Celebrate Black History: Kip Holden

BATON ROUGE, LA (WAFB) - Would you ever guess that former Baton Rouge Mayor Kip Holden was first bitten by the political bug when he was a teenager and a page in the governor's office of John McKeithen?

As Donna Britt stands in the governor's office lobby with staffer, Tucker Barry, and Holden, Holden says he was one of the two first black pages since reconstruction at the capitol, but his appointment there did not seem to him. Holden said he was nominated for the post by a powerful black leader at the time, A.C. Belton, and then State Representative named Irvin Boudreaux from up around Baker.

"We were treated with respect and nobody was condescending at all," Holden said of the mood when he was a page. "We were all one big family."

As Barry leads Holden on a tour of his old stomping grounds, he jokes that the flower arrangement at the end of the hall has probably not changed, nor the pictures that currently hang on the walls. They both chuckle. Holden grew with his mother as the steady figure in his life. Her first husband died. Their home had no running water and a hog pen out back, but the North Baton Rouge neighborhood nurtured him in the store-turned-neighborhood bar that Kip's dad started. Men who frequented there would often draw up math problems for Kip to solve and then "grade" him like a teacher would. They looked after him.

As Barry and Holden push through a door, they enter the exact place where Holden worked as a teen. "How different is it," Barry asks. Holden scans the room and replies, "A lot. It was a lot more open back then."

Holden saw the power of public office and how thrilled visitors were who traveled to Baton Rouge to see the capitol and its governor. It was inspiring. He says, "Man, the joy for a lot of those people, if they were from rural areas, or people of color, or people from another state,was having the pleasure to see the governor, and how they'd go back to tell the stories and hopefully they get a picture to show people, yes, I'm telling the truth because I've seen the governor."

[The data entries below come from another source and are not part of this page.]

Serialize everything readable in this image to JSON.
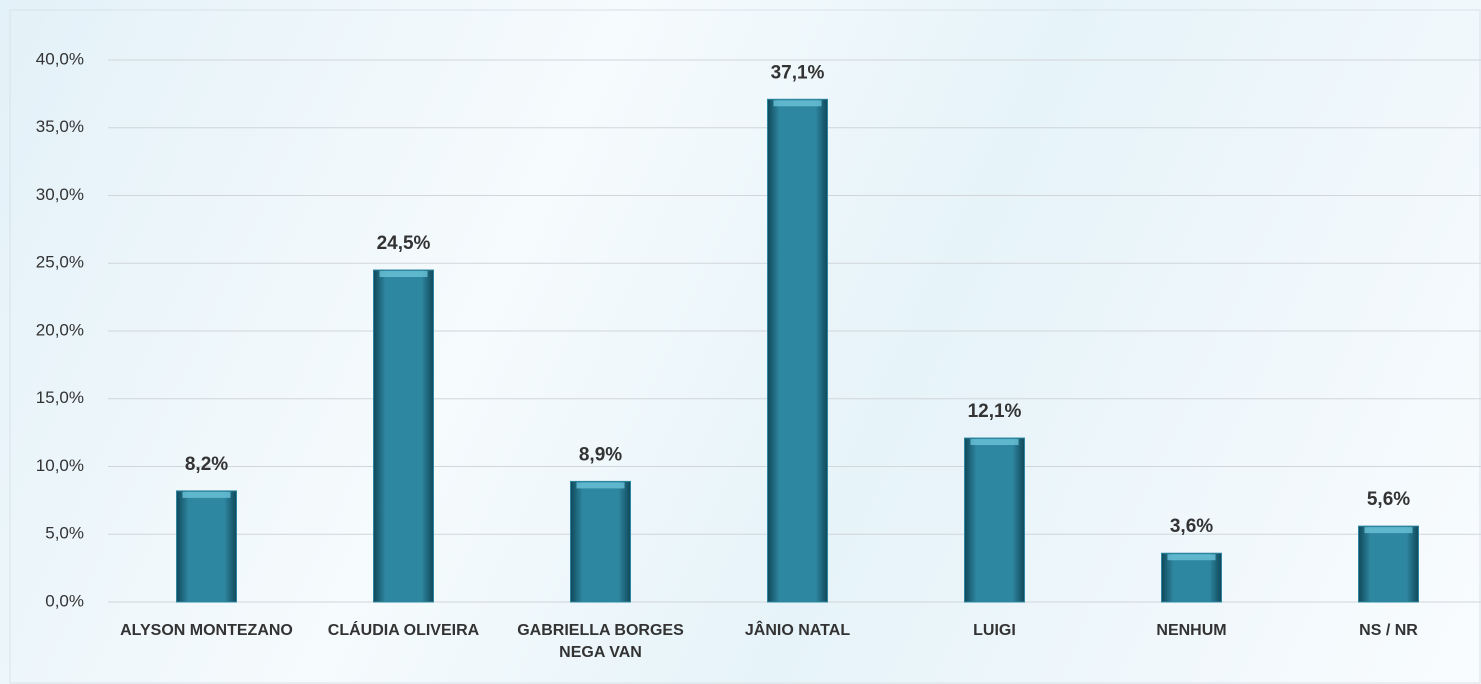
{
  "chart_data": {
    "type": "bar",
    "categories": [
      "ALYSON MONTEZANO",
      "CLÁUDIA OLIVEIRA",
      "GABRIELLA BORGES NEGA VAN",
      "JÂNIO NATAL",
      "LUIGI",
      "NENHUM",
      "NS / NR"
    ],
    "values": [
      8.2,
      24.5,
      8.9,
      37.1,
      12.1,
      3.6,
      5.6
    ],
    "value_labels": [
      "8,2%",
      "24,5%",
      "8,9%",
      "37,1%",
      "12,1%",
      "3,6%",
      "5,6%"
    ],
    "color": "#2e87a0",
    "ylim": [
      0,
      40
    ],
    "yticks": [
      {
        "value": 0,
        "label": "0,0%"
      },
      {
        "value": 5,
        "label": "5,0%"
      },
      {
        "value": 10,
        "label": "10,0%"
      },
      {
        "value": 15,
        "label": "15,0%"
      },
      {
        "value": 20,
        "label": "20,0%"
      },
      {
        "value": 25,
        "label": "25,0%"
      },
      {
        "value": 30,
        "label": "30,0%"
      },
      {
        "value": 35,
        "label": "35,0%"
      },
      {
        "value": 40,
        "label": "40,0%"
      }
    ],
    "grid": true
  }
}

If Kip Holden had been born 20 or 30 years later, he'd be king of the selfies now. His signature smile has be in thousands of photos. His smile has sometimes covered heartbreak. Holden's mother dated a suspected drug dealer.

Holden remembers, "I was working at WXOK in media and I said to myself, 'I'm opening the paper to get my news and the story in the paper is about my mom and this guy being arrested by the police for drug distribution.' And so I was living two lives. I was living that jovial life with a big smile, but inside of me, I was torn apart. So I kept telling my mom, I said, 'Look, please get your life back together. Why don't you go to church and straighten yourself up?' And she did!"

Holden vowed never to give up. "No pity party," he said. He found joy in public service. Holden is a public official with flair, and seems to love wearing the costume or whatever was needed to assure success and a festive feeling at an event.

Turns out Holden as a first-term state representative shaped the city he would someday govern. He was appointed to the commission that launched the new state buildings, creating Capitol Park. Holden would serve as State Representative for multiple terms. He's been a Baton Rouge Metro Council member as well, and a state senator.

9News took Holden back to the scene of one of his very first jobs. He was a teenager when he worked in the Baton Rouge airport's coffee shop. "Hello ma'am," Holden tells a woman working there now. "I used to work way back when this airport was very, very small. I was a dishwasher." She's surprised, "A dishwasher," she asks. Holden adds, "And they paid me $4.50 a day!" "A day," she exclaims.

Sitting on a couch in the coffee shop, Britt points out the journey Holden's life has been from that very spot. "When you're here in the airport, you go from a pot washer in a coffee shop, maybe not this one right," she asks. Holden laughs, "Well when it was smaller, yes. That's exactly right." Britt suggests "it kind of represents the arc of your career." Holden agrees, "That's exactly right." Britt adds,"And then you were an airport commissioner or something?" Holden starts chuckling more, "That's correct," he says. "And then the mayor," Britt asks. "That's exactly right," Holden assures her and proudly adds, "And recruited an Atlantic Southeast Airline hanger to be located in Baton Rouge!"

Holden's proud of his accomplishments with Baton Rouge's parks, infrastructure, and downtown. Though he is the first black mayor, he never felt he played the race card. "I've heard a few people say, 'I never thought I'd be voting for a black guy, but I'm glad I did,'" Holden says quietly. "But all I say is this. The old song in church says let the work I've done speak for me? That's Kip Holden. I don't go out and advertise it. Let the work I've done speak for me and let's open doors that were shut, and put bridges across places where there were no bridges before."

9News heard so many fascinating stories from Holden that could not be included in a news report. There's simply not enough time or room. Holden promises he'll write a book, and you can bet on that.